Modernizing Defense Acquisitions and Spurring Innovation in the Defense Industrial Base
This executive order, titled Modernizing Defense Acquisitions and Spurring Innovation in the Defense Industrial Base, directs the Department of Defense (DoD) to overhaul and speed up the defense procurement system while strengthening the defense industrial base and encouraging innovation. Its core approach is to shift toward faster, more flexible acquisition pathways—especially through commercial solutions and Other Transactions Authority (OTA)—and to modernize the acquisition workforce and governance. It also establishes a structured review process for Major Defense Acquisition Programs (MDAPs) and other major systems, with an emphasis on identifying underperforming or misaligned programs for potential cancellation and reallocation of resources. The order sets specific timelines for plan development, program reviews, and workforce reform, and it calls for a broad internal-regulations cleanup to reduce unnecessary rules and barriers. In practical terms, the order aims to reduce red tape, speed up delivery of new capabilities to the military, and push DoD to adopt commercial and innovative acquisition tools where appropriate. It also creates new governance and incentive mechanisms to reward risk-taking and practical innovation by DoD personnel, while maintaining compliance with applicable law and budget constraints.
Key Points
- 1Acquisition Process Reform and speed emphasis
- 2- Prioritize use of commercial solutions and OTA authorities, apply Rapid Capabilities Office policies, and leverage the Adaptive Acquisition Framework to streamline acquisitions. DoD must prioritize these authorities in ongoing contracting actions during plan development and pursue them where appropriate and lawful.

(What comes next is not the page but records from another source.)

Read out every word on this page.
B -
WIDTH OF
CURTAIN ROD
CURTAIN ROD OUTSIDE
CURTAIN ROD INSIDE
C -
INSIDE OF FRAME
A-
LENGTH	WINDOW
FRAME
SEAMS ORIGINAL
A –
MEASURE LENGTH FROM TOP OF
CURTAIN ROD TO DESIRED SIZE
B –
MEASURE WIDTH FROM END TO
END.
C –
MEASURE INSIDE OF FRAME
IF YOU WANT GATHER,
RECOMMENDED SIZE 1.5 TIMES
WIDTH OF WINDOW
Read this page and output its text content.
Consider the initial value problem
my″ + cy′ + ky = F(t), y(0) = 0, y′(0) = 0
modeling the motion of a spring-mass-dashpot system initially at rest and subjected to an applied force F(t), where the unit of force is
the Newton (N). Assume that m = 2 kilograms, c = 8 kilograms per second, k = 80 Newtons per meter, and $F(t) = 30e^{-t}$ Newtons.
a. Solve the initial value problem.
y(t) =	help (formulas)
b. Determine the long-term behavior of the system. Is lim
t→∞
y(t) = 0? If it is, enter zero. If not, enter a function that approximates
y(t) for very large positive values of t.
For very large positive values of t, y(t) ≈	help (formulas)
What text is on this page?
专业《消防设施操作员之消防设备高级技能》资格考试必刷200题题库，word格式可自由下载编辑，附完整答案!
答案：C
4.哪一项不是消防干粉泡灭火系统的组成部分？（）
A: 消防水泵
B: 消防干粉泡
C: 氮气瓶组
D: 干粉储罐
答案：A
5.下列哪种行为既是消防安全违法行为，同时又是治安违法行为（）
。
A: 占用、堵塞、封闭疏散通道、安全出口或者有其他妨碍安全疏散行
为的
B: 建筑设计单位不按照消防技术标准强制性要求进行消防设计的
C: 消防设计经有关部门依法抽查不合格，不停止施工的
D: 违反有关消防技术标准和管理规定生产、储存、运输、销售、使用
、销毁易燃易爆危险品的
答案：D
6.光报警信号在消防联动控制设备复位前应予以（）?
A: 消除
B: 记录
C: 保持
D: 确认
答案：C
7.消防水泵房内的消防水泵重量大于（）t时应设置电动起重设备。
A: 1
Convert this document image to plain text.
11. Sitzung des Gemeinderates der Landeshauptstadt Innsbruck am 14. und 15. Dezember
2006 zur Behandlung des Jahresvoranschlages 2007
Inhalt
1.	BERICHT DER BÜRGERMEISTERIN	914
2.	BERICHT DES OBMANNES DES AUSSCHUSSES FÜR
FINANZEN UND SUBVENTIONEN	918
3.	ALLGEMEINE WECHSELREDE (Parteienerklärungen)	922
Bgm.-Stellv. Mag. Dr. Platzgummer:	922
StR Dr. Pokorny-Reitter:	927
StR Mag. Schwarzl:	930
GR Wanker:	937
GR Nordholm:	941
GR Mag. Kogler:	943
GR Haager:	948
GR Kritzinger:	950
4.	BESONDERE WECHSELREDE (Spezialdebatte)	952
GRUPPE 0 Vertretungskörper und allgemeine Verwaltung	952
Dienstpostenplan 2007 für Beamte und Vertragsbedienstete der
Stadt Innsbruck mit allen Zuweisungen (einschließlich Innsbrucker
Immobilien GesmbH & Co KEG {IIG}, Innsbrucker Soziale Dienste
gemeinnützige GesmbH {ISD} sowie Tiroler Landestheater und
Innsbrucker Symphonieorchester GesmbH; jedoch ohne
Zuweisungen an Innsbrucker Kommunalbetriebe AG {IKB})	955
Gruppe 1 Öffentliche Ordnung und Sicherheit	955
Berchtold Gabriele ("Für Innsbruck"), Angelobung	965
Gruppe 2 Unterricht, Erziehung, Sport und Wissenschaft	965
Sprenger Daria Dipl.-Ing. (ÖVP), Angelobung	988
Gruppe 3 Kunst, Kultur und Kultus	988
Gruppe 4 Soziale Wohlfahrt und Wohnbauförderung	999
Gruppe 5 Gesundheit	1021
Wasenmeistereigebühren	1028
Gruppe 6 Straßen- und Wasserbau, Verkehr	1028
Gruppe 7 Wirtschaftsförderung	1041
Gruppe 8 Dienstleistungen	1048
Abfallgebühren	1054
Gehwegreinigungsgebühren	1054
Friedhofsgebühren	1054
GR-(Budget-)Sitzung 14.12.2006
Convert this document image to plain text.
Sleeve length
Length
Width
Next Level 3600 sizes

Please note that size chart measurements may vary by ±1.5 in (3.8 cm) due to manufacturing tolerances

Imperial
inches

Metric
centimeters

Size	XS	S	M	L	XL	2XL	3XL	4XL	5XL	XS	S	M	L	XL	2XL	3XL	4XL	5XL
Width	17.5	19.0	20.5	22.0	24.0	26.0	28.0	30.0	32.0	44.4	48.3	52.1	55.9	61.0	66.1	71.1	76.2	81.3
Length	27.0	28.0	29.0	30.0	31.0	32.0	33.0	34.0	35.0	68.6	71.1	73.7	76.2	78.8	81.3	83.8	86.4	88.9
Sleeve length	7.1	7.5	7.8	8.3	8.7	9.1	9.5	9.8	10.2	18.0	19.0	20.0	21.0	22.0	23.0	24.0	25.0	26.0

- 3Acquisition Workforce and governance reforms
- 4- Conduct a detailed review of acquisition functional roles to remove unnecessary steps and centralize decision-making. Create a Configuration Steering Board to manage risk across major programs, chaired by senior DoD acquisition leaders, and develop field training teams to provide hands-on guidance and best-practice templates for using innovative authorities.
- 5Major Defense Acquisition Program (MDAP) review
- 6- Within 90 days, DoD must conduct a comprehensive MDAP review to identify programs inconsistent with policy goals. Programs more than 15% behind schedule, 15% over cost, failing key parameters, or misaligned with priorities may be canceled, with a report list to the Director of the Office of Management and Budget (OMB). DoD must also report all MDAP contracts and performance against estimates to OMB within 90 days, and plan for reviewing non-MDAP major systems.
- 7Internal regulations review and deregulation
- 8- DoD shall review and revise internal acquisition guidance and eliminate unnecessary regulations, applying the ten-for-one rule for any proposed new regulations (i.e., deregulation priority where possible) to speed acquisitions.
- 9Joint Capabilities Integration and Development System (JCIDS) review
- 10- Complete a comprehensive review of JCIDS within 180 days to streamline and accelerate joint capability development and acquisition.
- 11Acquisition workforce performance and incentives
- 12- Develop a plan within 120 days to reform, right-size, and train the acquisition workforce, including new performance metrics that emphasize commercial solutions, adaptive pathways, and iterative requirements from the end-user perspective; establish field teams to support implementation and share templates/case studies.
- 13Definitions and scope
- 14- Clear definitions for terms such as Adaptive Acquisition Framework, Acquisition Program Baseline, commercial solutions, Configuration Steering Board, innovative acquisition authorities, Joint Capabilities Integration and Development System, Other Transactions Authority, and Rapid Capabilities Office are provided to standardize use and interpretation across DoD.